How much attention do you pay to your experience and how it impacts others?
Holding a piece of quartz, I am reminded of the intricacy of our emotional lives. The smooth exterior belies the fragmented nature of what lies within. Turning the quartz reveals cracks and flaws within, but rather than being imperfections it is this that adds to the beauty and makes the stone what it is, unique.
Movement divulges a glittering rainbow of colors as the light refracts though the surfaces not noticeable when we just glance at the quartz as an object in passing. And so, it is with our internal lives. They are so much deeper and more complex than what our exterior image reveals. There are hidden depths in all of us, unknown by the observer and often unknown to ourselves unless we take the time to look within.

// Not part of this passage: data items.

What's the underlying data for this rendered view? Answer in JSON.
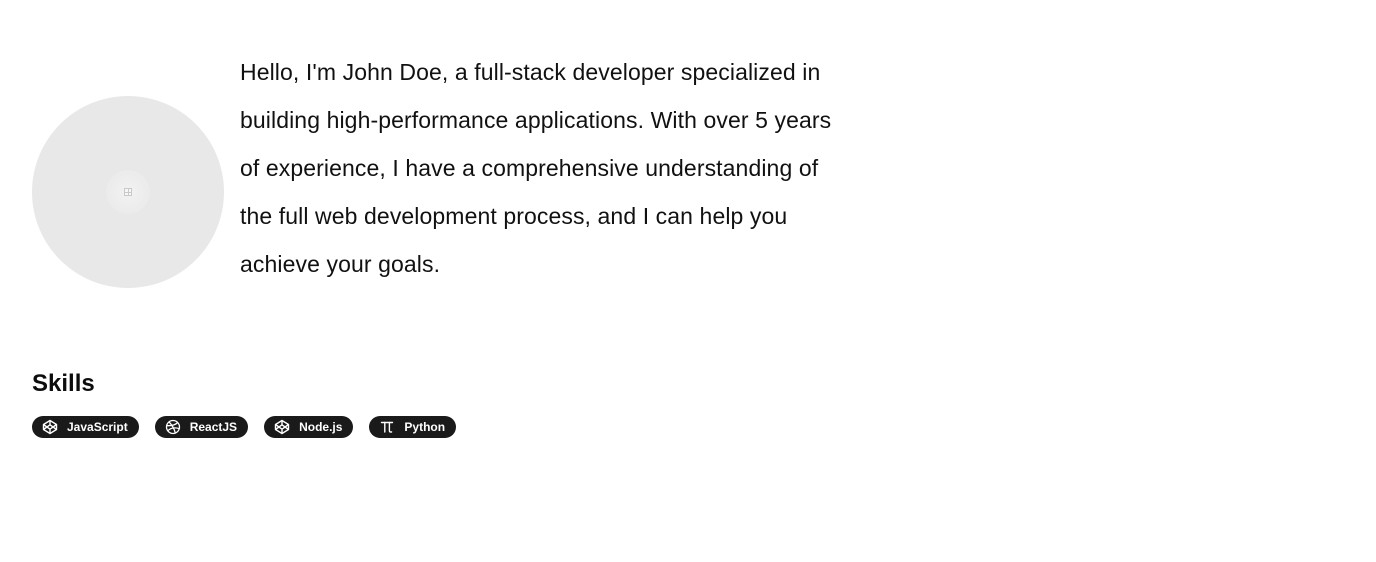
{
  "profile": {
    "avatar_icon": "image-placeholder-icon",
    "bio": "Hello, I'm John Doe, a full-stack developer specialized in building high-performance applications. With over 5 years of experience, I have a comprehensive understanding of the full web development process, and I can help you achieve your goals."
  },
  "skills": {
    "title": "Skills",
    "items": [
      {
        "label": "JavaScript",
        "icon": "codepen-icon"
      },
      {
        "label": "ReactJS",
        "icon": "dribbble-icon"
      },
      {
        "label": "Node.js",
        "icon": "codepen-icon"
      },
      {
        "label": "Python",
        "icon": "pi-icon"
      }
    ]
  },
  "colors": {
    "chip_background": "#1a1a1a",
    "chip_text": "#ffffff",
    "avatar_background": "#e8e8e8",
    "text": "#111111"
  }
}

By being kind to ourselves and seeing our imperfections as what is unique, as part of how our selves have been created over our lifetime rather than something to be crushed or denied, we are able to come to a better understanding of ourselves. We are able to value the depths of our experience and how it impacts on ourselves and others.
Self-reflection is the basis of accountability and growth. Until we reach an understanding of the ways in which we sabotage ourselves on a daily basis real change at an inner level remains out of reach. As Jung so accurately reflected in the early 20th century, “Until you make the unconscious conscious, it will direct your life and you will call it fate.”

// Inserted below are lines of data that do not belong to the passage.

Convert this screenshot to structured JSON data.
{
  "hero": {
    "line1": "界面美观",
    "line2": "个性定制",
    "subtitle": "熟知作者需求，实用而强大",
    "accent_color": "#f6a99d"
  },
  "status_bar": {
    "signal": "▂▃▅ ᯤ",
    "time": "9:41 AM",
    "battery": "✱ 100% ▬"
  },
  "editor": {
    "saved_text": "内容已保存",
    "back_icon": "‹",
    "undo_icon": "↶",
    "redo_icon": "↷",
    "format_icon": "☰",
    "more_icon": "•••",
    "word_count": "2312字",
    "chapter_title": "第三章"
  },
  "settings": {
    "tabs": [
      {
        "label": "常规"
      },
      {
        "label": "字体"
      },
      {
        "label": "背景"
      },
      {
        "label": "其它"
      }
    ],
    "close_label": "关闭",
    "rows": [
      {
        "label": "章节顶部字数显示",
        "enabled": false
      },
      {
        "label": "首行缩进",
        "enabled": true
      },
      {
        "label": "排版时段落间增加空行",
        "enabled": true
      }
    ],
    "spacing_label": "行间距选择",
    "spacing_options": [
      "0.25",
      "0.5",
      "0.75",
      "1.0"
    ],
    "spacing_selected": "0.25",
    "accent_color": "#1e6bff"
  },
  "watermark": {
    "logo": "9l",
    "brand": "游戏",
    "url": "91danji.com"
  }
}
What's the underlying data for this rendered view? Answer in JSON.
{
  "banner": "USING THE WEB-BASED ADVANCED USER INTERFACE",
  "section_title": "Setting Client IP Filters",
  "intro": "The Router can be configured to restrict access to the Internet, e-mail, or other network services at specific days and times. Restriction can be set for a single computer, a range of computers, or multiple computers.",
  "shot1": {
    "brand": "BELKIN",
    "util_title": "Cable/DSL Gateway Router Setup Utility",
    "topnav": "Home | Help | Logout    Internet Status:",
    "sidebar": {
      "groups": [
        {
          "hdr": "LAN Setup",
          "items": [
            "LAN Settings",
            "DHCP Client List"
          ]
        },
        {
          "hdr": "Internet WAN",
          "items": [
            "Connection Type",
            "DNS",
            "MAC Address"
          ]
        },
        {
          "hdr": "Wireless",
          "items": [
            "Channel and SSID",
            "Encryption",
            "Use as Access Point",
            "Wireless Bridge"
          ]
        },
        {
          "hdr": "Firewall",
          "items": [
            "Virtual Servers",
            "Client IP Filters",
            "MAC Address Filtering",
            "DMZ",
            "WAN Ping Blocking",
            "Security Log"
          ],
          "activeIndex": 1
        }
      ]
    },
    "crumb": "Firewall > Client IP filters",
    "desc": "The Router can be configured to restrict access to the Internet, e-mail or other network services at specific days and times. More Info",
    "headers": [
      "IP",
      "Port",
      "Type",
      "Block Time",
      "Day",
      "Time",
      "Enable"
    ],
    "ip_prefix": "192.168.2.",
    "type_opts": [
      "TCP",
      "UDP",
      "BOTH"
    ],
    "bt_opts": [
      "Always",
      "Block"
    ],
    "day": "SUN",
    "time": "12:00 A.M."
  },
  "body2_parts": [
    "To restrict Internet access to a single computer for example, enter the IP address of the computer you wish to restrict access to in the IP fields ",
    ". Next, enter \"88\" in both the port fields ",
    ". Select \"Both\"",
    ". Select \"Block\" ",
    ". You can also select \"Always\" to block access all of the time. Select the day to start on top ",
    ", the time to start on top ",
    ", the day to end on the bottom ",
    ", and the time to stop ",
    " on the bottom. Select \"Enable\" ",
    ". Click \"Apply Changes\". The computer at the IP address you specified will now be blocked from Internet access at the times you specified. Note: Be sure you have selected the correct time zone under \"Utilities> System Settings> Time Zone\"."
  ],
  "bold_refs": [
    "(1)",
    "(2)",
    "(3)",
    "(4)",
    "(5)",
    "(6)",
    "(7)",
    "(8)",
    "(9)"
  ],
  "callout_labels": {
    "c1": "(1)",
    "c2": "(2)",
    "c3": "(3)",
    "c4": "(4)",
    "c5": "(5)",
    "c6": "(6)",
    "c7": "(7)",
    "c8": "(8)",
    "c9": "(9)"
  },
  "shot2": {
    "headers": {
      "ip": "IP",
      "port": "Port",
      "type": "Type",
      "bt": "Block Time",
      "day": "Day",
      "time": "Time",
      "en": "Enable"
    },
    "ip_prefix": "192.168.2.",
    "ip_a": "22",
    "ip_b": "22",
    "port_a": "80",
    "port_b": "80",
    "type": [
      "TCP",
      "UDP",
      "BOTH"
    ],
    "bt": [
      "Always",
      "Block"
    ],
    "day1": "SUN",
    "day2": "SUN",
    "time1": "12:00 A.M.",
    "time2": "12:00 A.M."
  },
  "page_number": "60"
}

Emotional intelligence is a hot topic for leaders today but reading and studying techniques will never allow you to truly develop these abilities unless you are able to reflect on your internal life and gain insight into the issues that are relevant to you as a unique individual. Whether you are the leader of a multinational corporation, or simply of yourself and your own goals, you must be willing to explore the good, bad and ugly aspects of yourself and honestly assess your strengths and weaknesses. Only then can you make progress and take yourself and your organization to the top.
By entering into this process, we also come to understand that we can never truly know the experience of others. That the facets of their internal experiences must differ from our own in the way that each piece of quartz is unique. They do not feel the same, respond the same to a situation or think the same thoughts we do, however logical those thoughts may appear to us. This recognition allows us to acknowledge their difference, their unique experience, and to allow ourselves space to come to understand others and interact with them in different ways.

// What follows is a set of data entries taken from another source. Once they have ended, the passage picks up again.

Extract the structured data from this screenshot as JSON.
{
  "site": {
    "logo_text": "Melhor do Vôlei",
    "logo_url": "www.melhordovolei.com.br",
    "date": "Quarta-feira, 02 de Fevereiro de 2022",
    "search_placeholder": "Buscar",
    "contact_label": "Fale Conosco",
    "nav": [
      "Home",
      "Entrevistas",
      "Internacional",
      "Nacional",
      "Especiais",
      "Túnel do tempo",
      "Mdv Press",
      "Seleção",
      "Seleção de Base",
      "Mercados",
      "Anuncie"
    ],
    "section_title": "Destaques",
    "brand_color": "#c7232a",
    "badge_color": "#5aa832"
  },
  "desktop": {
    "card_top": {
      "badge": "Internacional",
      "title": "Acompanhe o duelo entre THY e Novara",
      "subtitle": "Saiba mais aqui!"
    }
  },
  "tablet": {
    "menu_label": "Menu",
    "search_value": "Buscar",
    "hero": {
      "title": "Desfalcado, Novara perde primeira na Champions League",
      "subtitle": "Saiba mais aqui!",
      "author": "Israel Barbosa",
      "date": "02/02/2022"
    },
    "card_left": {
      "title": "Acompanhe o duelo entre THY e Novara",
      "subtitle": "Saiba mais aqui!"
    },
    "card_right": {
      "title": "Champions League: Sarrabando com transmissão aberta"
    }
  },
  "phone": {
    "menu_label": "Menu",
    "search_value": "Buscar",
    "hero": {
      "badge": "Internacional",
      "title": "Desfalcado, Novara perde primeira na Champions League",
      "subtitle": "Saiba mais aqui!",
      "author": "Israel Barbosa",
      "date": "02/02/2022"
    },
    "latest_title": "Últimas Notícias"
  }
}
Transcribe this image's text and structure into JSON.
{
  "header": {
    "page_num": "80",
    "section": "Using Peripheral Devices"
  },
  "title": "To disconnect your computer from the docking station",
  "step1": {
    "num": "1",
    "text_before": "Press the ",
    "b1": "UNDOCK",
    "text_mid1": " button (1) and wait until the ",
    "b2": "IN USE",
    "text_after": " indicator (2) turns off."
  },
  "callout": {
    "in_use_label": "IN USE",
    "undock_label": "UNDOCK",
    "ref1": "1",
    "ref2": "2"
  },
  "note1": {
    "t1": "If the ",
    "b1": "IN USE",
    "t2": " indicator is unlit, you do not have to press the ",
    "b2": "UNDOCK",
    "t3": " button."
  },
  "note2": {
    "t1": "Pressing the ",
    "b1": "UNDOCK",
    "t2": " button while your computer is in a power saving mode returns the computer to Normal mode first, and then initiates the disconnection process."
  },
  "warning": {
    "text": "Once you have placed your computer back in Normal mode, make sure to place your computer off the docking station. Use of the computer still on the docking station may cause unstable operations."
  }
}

A lack of emotional self-awareness can be damaging to your self-confidence, effectiveness and your career. This is never more evident than in times of change and transition when the importance of clarity and self-assurance is paramount to the impression and impact you make. Emotions triggering stress are a common stumbling block for us all. Neurologically, stress blocks our ability to think clearly and to make informed choices. It impacts the way in which we react to and interact with others. At times it gives us cause for regrets. Gaining insight into your unique imperfections allows you, not to remove them, but to adapt, to find ways to work with them and accept them so they no longer interfere with your ability to succeed.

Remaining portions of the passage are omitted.